Widespread human rights violations in Xinjiang, China, have made numerous headlines this past year. A report published by the Australian Strategic Policy Institute, alleges involvement of a variety of high-profile brands, who stood to profit from human rights abuses in their supply chain.
Speaking about these forced labour practices in a recent blog post, Alexis Bateman, Director at the MIT Sustainable Supply Chains, urged governments worldwide to take immediate action against such abuses. . Just last July, U.S. Departments of State Treasury, Commerce, and Homeland Security issued a joint business advisory regarding human rights abuses, including forced labour, in the Xinjiang Uyghur Autonomous Region (Xinjiang) and elsewhere in China, recommending enhanced due diligence to mitigate the risk.
A strong risk management workflow supports ESG efforts too
With consumers and investors paying closer attention to environmental, social and governance factors when considering third parties they do business with, companies can find themselves forced to explain failures to identify misconduct.
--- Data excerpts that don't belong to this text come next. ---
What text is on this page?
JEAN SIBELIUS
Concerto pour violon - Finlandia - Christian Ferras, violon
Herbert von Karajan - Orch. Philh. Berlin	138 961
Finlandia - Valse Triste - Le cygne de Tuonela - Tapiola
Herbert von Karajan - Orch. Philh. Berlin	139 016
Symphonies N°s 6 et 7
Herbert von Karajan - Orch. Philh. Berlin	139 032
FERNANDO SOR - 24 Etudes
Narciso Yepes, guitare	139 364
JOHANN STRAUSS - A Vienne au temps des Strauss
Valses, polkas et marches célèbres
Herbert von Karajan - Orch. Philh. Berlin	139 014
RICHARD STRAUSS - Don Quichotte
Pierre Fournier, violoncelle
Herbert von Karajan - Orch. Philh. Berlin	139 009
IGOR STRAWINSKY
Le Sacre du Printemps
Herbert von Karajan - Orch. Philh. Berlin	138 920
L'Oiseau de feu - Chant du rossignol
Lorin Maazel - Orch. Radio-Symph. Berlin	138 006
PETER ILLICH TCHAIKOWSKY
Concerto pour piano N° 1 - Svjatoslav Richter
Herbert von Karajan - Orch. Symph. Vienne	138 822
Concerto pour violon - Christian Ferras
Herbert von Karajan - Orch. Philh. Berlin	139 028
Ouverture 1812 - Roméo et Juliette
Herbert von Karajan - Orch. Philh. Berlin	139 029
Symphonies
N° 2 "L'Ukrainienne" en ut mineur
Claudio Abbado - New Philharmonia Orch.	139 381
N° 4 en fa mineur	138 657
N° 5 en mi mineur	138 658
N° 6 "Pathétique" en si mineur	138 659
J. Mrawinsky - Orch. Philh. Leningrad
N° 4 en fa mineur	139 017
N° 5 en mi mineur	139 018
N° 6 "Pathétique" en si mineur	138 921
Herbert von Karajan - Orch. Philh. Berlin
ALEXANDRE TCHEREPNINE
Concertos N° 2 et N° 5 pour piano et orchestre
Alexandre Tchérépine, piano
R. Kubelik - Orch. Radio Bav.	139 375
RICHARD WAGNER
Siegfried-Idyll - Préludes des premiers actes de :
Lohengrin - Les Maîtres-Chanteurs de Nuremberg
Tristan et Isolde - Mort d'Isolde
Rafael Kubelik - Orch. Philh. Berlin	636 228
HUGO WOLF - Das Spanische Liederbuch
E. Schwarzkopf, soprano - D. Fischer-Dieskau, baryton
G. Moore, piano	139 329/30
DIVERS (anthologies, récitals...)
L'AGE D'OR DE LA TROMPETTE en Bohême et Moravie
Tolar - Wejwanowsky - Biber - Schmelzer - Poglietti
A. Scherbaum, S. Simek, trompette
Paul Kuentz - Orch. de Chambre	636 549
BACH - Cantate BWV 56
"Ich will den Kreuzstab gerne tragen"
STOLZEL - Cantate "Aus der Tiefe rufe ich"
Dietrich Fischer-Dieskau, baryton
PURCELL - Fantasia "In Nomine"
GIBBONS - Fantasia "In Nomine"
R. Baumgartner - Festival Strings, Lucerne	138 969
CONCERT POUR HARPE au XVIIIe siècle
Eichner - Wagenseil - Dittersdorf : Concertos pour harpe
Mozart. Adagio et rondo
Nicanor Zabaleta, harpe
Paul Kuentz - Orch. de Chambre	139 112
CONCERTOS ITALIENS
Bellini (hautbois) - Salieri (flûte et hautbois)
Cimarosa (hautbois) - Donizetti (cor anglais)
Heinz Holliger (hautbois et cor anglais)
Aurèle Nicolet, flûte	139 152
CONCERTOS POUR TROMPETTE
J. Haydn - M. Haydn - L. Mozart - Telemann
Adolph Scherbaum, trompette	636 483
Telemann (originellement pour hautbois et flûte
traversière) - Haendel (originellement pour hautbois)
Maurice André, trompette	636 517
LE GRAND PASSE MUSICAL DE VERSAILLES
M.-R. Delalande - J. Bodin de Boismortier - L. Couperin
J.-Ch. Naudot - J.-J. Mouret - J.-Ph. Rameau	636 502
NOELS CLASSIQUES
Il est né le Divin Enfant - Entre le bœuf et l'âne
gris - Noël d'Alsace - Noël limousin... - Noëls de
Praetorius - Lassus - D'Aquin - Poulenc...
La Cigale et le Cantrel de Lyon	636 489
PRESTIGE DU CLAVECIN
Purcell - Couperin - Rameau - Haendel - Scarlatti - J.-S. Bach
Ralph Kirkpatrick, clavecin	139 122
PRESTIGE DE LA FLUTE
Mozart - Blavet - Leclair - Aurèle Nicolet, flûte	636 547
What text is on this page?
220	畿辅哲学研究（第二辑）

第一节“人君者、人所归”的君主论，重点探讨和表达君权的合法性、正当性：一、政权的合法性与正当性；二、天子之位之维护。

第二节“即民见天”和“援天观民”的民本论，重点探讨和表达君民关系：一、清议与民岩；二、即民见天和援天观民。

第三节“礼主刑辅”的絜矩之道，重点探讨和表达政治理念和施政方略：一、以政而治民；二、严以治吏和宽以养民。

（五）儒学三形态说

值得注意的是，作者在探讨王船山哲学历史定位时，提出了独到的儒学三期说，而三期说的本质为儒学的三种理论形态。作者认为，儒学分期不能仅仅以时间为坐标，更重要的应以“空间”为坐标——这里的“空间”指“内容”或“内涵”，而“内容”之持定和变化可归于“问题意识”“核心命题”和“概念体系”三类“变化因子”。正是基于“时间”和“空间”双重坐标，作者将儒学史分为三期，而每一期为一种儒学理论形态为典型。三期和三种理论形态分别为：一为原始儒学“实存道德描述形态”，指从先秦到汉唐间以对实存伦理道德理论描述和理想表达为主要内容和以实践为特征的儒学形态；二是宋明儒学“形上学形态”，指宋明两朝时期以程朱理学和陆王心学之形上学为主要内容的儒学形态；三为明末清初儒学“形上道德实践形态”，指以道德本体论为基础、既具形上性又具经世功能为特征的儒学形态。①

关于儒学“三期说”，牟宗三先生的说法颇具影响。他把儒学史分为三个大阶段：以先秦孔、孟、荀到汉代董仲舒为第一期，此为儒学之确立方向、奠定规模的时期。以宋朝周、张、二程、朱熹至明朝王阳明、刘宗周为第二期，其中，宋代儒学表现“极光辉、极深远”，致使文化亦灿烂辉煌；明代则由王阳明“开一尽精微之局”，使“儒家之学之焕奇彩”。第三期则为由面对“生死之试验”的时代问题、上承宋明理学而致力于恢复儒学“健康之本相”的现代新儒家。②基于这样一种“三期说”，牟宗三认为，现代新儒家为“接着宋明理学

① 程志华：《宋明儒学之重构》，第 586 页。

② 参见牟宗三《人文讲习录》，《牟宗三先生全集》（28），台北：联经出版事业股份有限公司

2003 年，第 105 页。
The resulting reputational damage can prove costly—from consumer boycotts to investor revolts.
Countries across Latin America have also recognized the link between enabling investment opportunities in the region while addressing risks related to social inequality, corruption, and weak governmental oversight, resulting in growing backlash over operations across the region. This will likely lead to regulations similar to the EU’s mandatory human rights and environmental due diligence law.
By implementing a risk-based approach to human rights due diligence and ongoing adverse media monitoring, companies can improve supply chain transparency and accountability and demonstrate their commitment to ESG principles.